北の御番所反骨目録〈一〉 春の雪 芝村凉也
意休殺し 用部屋手附同心・裄沢広二郎のところに来て、定町廻り同心・来合轟次郎が附に落ちていない事件の話をする。岡場所で金貸し・三哲が殺され指名された遊女・白糸が捕まり白状した。が、時間が合わない、返り血がない等、合点がいかないらしい。裄沢は、誰かを庇っているなら間夫・呉服屋の手代 のような堅気の者、誰もいなかったようでも、いつでもいても誰も気にも止めないような者が居たかもしれないと言う。合点が行くまで調べることだ。
白糸には呉服屋の手代をしている、幼馴染の愛しい人がいた。調べられることを拒むために白状していた。犯人は、金貸しに売られた遊女になる前の見習いの小娘だった。いつでも使い走りをしていた。いても気に留めない娘だった。
来合は娘のために三哲がどれだけ悪どい金貸しか調べている。
用部屋の外で吟味方与力・甲斐原之里が聞いていた。後礼を言われる。
深夜行 裄沢が宿直番の夜、隣の商家に泥棒が入ったようだと知らせが来る。裄沢は見習い同心を連れて商家に行く。主人は突然やって来た者はもう帰ったと話す。家族が代わる代わる出て来て話す。主人と子供が店に出て来た時、裄沢は突然、居間に押し入る。女房が人質になっていた。裄沢が犯人を突き飛ばすが、女房は逃げられない。裄沢が庇い、匕首でやられそうになった時、来合が飛び込んできて犯人を捕まえた。
見習い同心は裄沢の行動を非難するが、来合は女房は懐妊しており長引かせたくなかったのだろうと言った。
やさぐれ鉄斎 十年前、北町奉行が柳生主膳守久通になり、松平定信の理想を実現すべく性急にまた強引に事を推し進めようとした。裄沢は二十をいくつか超えたばかりの若い頃、本所方同心の本勤になったばかりだった。本所方与力・森川は奉行の言う通りにして本所方の仕事が成り立つと思うかと反論した。
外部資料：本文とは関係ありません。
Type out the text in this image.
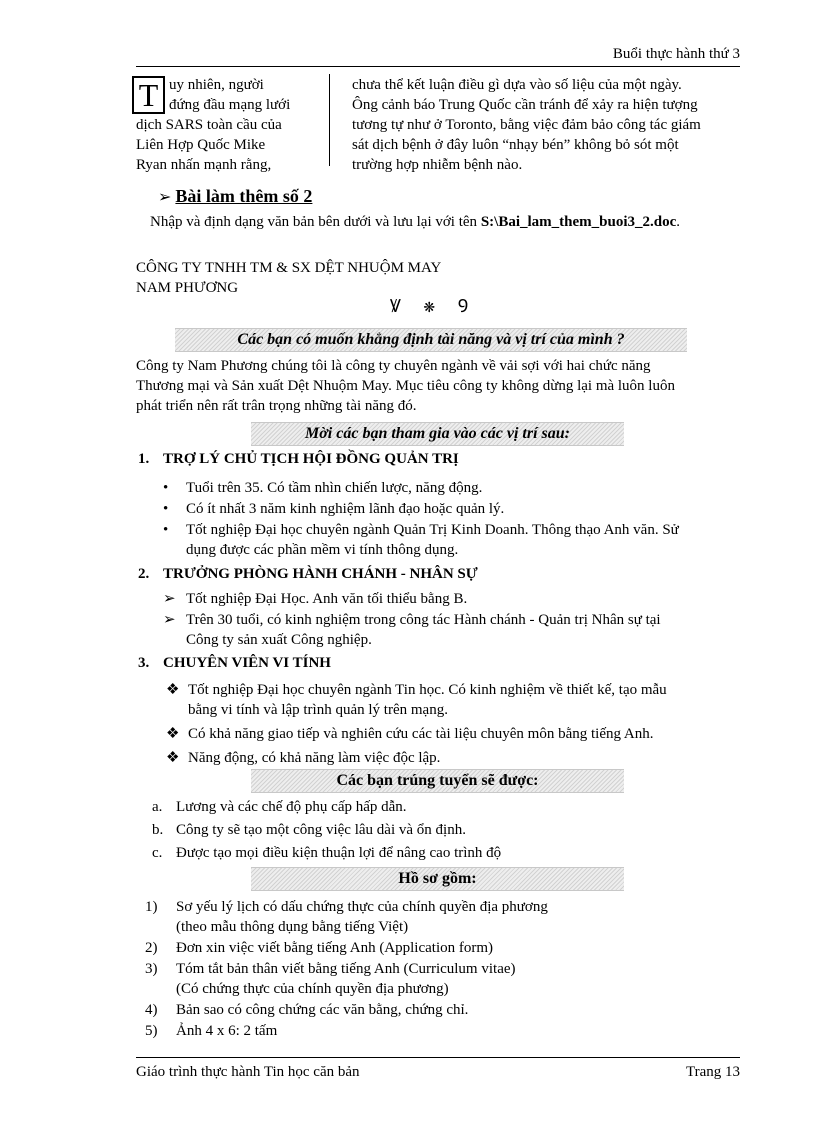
Buổi thực hành thứ 3
T uy nhiên, người
đứng đầu mạng lưới
dịch SARS toàn cầu của
Liên Hợp Quốc Mike
Ryan nhấn mạnh rằng,
chưa thể kết luận điều gì dựa vào số liệu của một ngày.
Ông cảnh báo Trung Quốc cần tránh để xảy ra hiện tượng
tương tự như ở Toronto, bằng việc đảm bảo công tác giám
sát dịch bệnh ở đây luôn “nhạy bén” không bỏ sót một
trường hợp nhiễm bệnh nào.
➢ Bài làm thêm số 2
Nhập và định dạng văn bản bên dưới và lưu lại với tên S:\Bai_lam_them_buoi3_2.doc.
CÔNG TY TNHH TM & SX DỆT NHUỘM MAY
NAM PHƯƠNG
Ꝟ ❋ Ꝯ
Các bạn có muốn khẳng định tài năng và vị trí của mình ?
Công ty Nam Phương chúng tôi là công ty chuyên ngành về vải sợi với hai chức năng
Thương mại và Sản xuất Dệt Nhuộm May. Mục tiêu công ty không dừng lại mà luôn luôn
phát triển nên rất trân trọng những tài năng đó.
Mời các bạn tham gia vào các vị trí sau:
1. TRỢ LÝ CHỦ TỊCH HỘI ĐỒNG QUẢN TRỊ
• Tuổi trên 35. Có tầm nhìn chiến lược, năng động.
• Có ít nhất 3 năm kinh nghiệm lãnh đạo hoặc quản lý.
• Tốt nghiệp Đại học chuyên ngành Quản Trị Kinh Doanh. Thông thạo Anh văn. Sử
dụng được các phần mềm vi tính thông dụng.
2. TRƯỞNG PHÒNG HÀNH CHÁNH - NHÂN SỰ
➢ Tốt nghiệp Đại Học. Anh văn tối thiểu bằng B.
➢ Trên 30 tuổi, có kinh nghiệm trong công tác Hành chánh - Quản trị Nhân sự tại
Công ty sản xuất Công nghiệp.
3. CHUYÊN VIÊN VI TÍNH
❖ Tốt nghiệp Đại học chuyên ngành Tin học. Có kinh nghiệm về thiết kế, tạo mẫu
bằng vi tính và lập trình quản lý trên mạng.
❖ Có khả năng giao tiếp và nghiên cứu các tài liệu chuyên môn bằng tiếng Anh.
❖ Năng động, có khả năng làm việc độc lập.
Các bạn trúng tuyển sẽ được:
a. Lương và các chế độ phụ cấp hấp dẫn.
b. Công ty sẽ tạo một công việc lâu dài và ổn định.
c. Được tạo mọi điều kiện thuận lợi để nâng cao trình độ
Hồ sơ gồm:
1) Sơ yếu lý lịch có dấu chứng thực của chính quyền địa phương
(theo mẫu thông dụng bằng tiếng Việt)
2) Đơn xin việc viết bằng tiếng Anh (Application form)
3) Tóm tắt bản thân viết bằng tiếng Anh (Curriculum vitae)
(Có chứng thực của chính quyền địa phương)
4) Bản sao có công chứng các văn bằng, chứng chỉ.
5) Ảnh 4 x 6: 2 tấm
Giáo trình thực hành Tin học căn bản	Trang 13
毎日の積み重ねで結果が出る仕事を別のことで手を取られおなざりになったことで重大事が起こった時、誰が責任を取るのか等反論した。裄沢は年番方に意見書を出した。本所方に仕事を押し付けられることはなかったが、裄沢は高積見廻りに役を転じられた。
高積見廻りでも仕事を増やされる。与力の寺本に人数の少ない同心に仕事を増やすなら与力も見回れば良いと言う。与力には与力の仕事があると言う寺本に、他の与力に付きまとって酒宴に誘ったり粗を探し告げ口したりが与力の仕事かと問い質す。翌年度の身分の保障はしないと言われたが、年の暮れまでに奉行が代わり、寺本は隠居した。
人受けが良くない裄沢を結婚式に呼ぶと言っていた来合の祝言だったが、突然破断になった。日にちまで決まっていた祝言の相手・与力の娘の大奥入りが決まった。尼寺に行くような顔で籠に乗った。寺本の奉行へ美人だと喋った話から出たことだった。何も言わない二人のために、裄沢は与力宅の前で喚く。二人のためになったかは解らない。来合は独り身だ。
裄沢は、やさぐれ鉄斎(元服の時につけられた名前)といわれいろんな役を転じている。
少し大人しくなったと噂されている。
春の雪 宿直番の事件後、裄沢は、内与力から奉行・小田切土佐守直年の意向だと言われ、内密の命を受ける。
根付けを大身が擦られた。掏摸が捕まり曰く付きの根付けの付いた鮫皮の煙草入れがあった。それが奉行所内ですり替えられた。取り戻して欲しいという命だった。誰にも知られずに探さなくてはならない。何も思いつかないまま期限が迫る。番所の手先が古道具屋に入るのを見た。何か引っかかりがあった。そこで鮫川の煙草入れを見つけた。奉行はすり替えた三吉のことも知ったが三吉が手にした五両をそのまま与えた。三吉は手先を辞めた。何も無かった事になった。
裄沢は父が役目中の事故で急死し、突然出仕することになった。十五にもならぬ早めの元服を済ませ、烏帽子親の亡父の友人が嫁を決めた。二つ年上の尋緒だった。裄沢は出仕し始めた頃は仕事を覚えるだけで必死だった。利発であったために裄沢に任せられる仕事の量が増えた。心のゆとりがなく精一杯の毎日を送っていた。十六才で父親になった。娘は亜衣。母親と妻との仲は悪く、裄沢は家に帰っても食って寝るだけの日々を過ごした。突然妻が駆け落ちした。六郷で小舟が転覆し亜衣と男の屍体は見つかった。親戚の家に行く途中の事故ということになった。娘は男の子だった。間も無く母も亡くなった。裄沢は変わった。過剰に押し付けられる仕事を断るようになった。やさぐれと呼ばれるようになった。いつ仕事を辞めさせられるか分からないから奉公人を辞めさせた。尋緒に付いてきた茂助だけが残った。甥だという重次を連れてきた。根付け事件が解決後、菩提寺の裄沢家の墓の前で菰を纏った女が死んでいた。行き倒れの女を無縁仏として供養した。茂助と共に法要に立ち会った。